Het kabinet komt met dit besluit zo veel mogelijk tegemoet aan de wensen van beide Kamers.

De minister-president, De minister van Algemene Zaken,

J. P. Balkenende

BIJLAGE

De Minister-president

Minister van Algemene Zaken

mr.dr. J.P. Balkenende

Den Haag, 9 juli 2009

In aansluiting op overleg tussen beide Kamervoorzitters berichten wij u als volgt.

In uw brief van gisteren (zie bijlage) stelt u dat de opvattingen van de Eerste Kamer en de Tweede Kamer betreffende tijdstip en wijze van openbaarmaking van de Miljoenennota en de begrotingsstukken 2009 niet synchroon lopen.

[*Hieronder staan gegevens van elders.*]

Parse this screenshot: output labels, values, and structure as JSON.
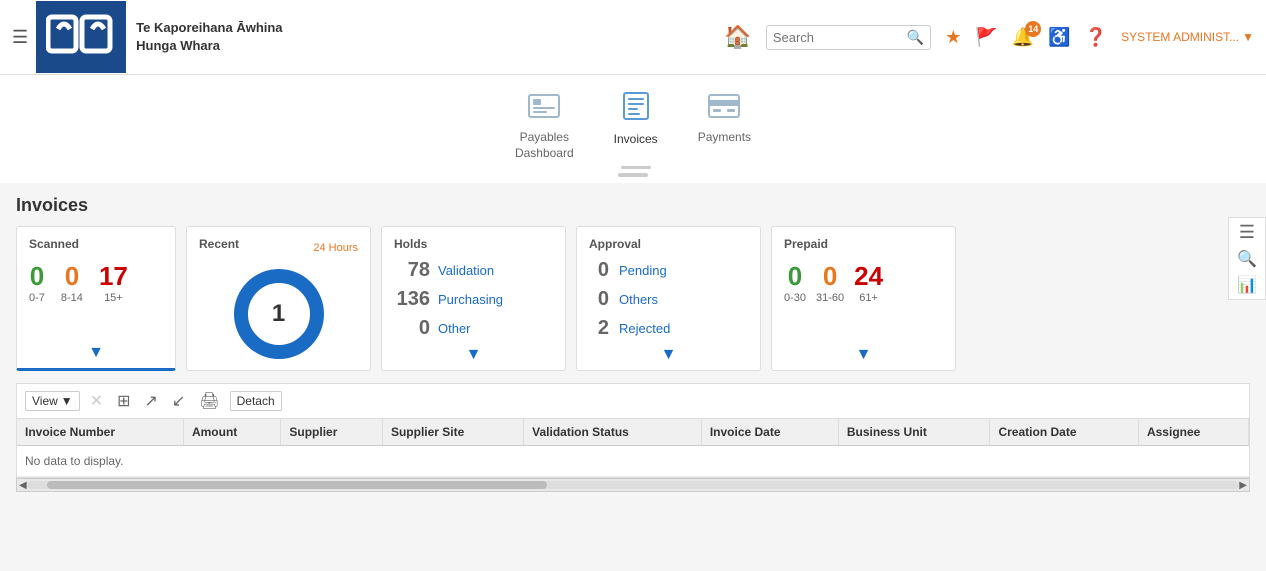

U verzoekt ons te melden wat – alles afwegend – de eensluidende opvatting van de Staten-Generaal is en stelt dat de regering zich daaraan graag zal conformeren.

Uw schrijven heeft ons enigszins bevreemd.

Tot een door u gewenst mogelijk vergelijk kan tijdens het reces niet worden gekomen aangezien ondergetekenden daartoe geen mandaat hebben van de Leden.

Los daarvan is het staatsrechtelijk aan de regering en niet aan het parlement om in dezen een beslissing te nemen.

Met vriendelijke groet en hoogachting,

Yvonne E.M.A. Timmerman-Buck,

Voorzitter van de Eerste Kamer

J. ten Hoopen,

Eerste Ondervoorzitter van de Tweede Kamer

BIJLAGE

Aan de Voorzitters van de Eerste en de Tweede Kamer der Staten-Generaal

I.a.a. de minister van Financiën

Den Haag, 8 juli 2009

Op 1 juli jongstleden bespraken wij tijdstip en wijze van openbaarmaking van de Miljoenennota en de begrotingsstukken in september 2009. Uw voorkeur bij het zonder embargo verstrekken van de documenten beloofde u mij te melden, na ruggespraak in het convent van senioren respectievelijk het presidium.

Ik moet nu vaststellen dat de opvattingen van de Eerste Kamer en de Tweede Kamer op dit punt niet synchroon lopen. Graag verzoek ik u mij te melden wat – alles afwegend – de eensluidende opvatting van de Staten-Generaal is. De regering zal zich daaraan graag conformeren.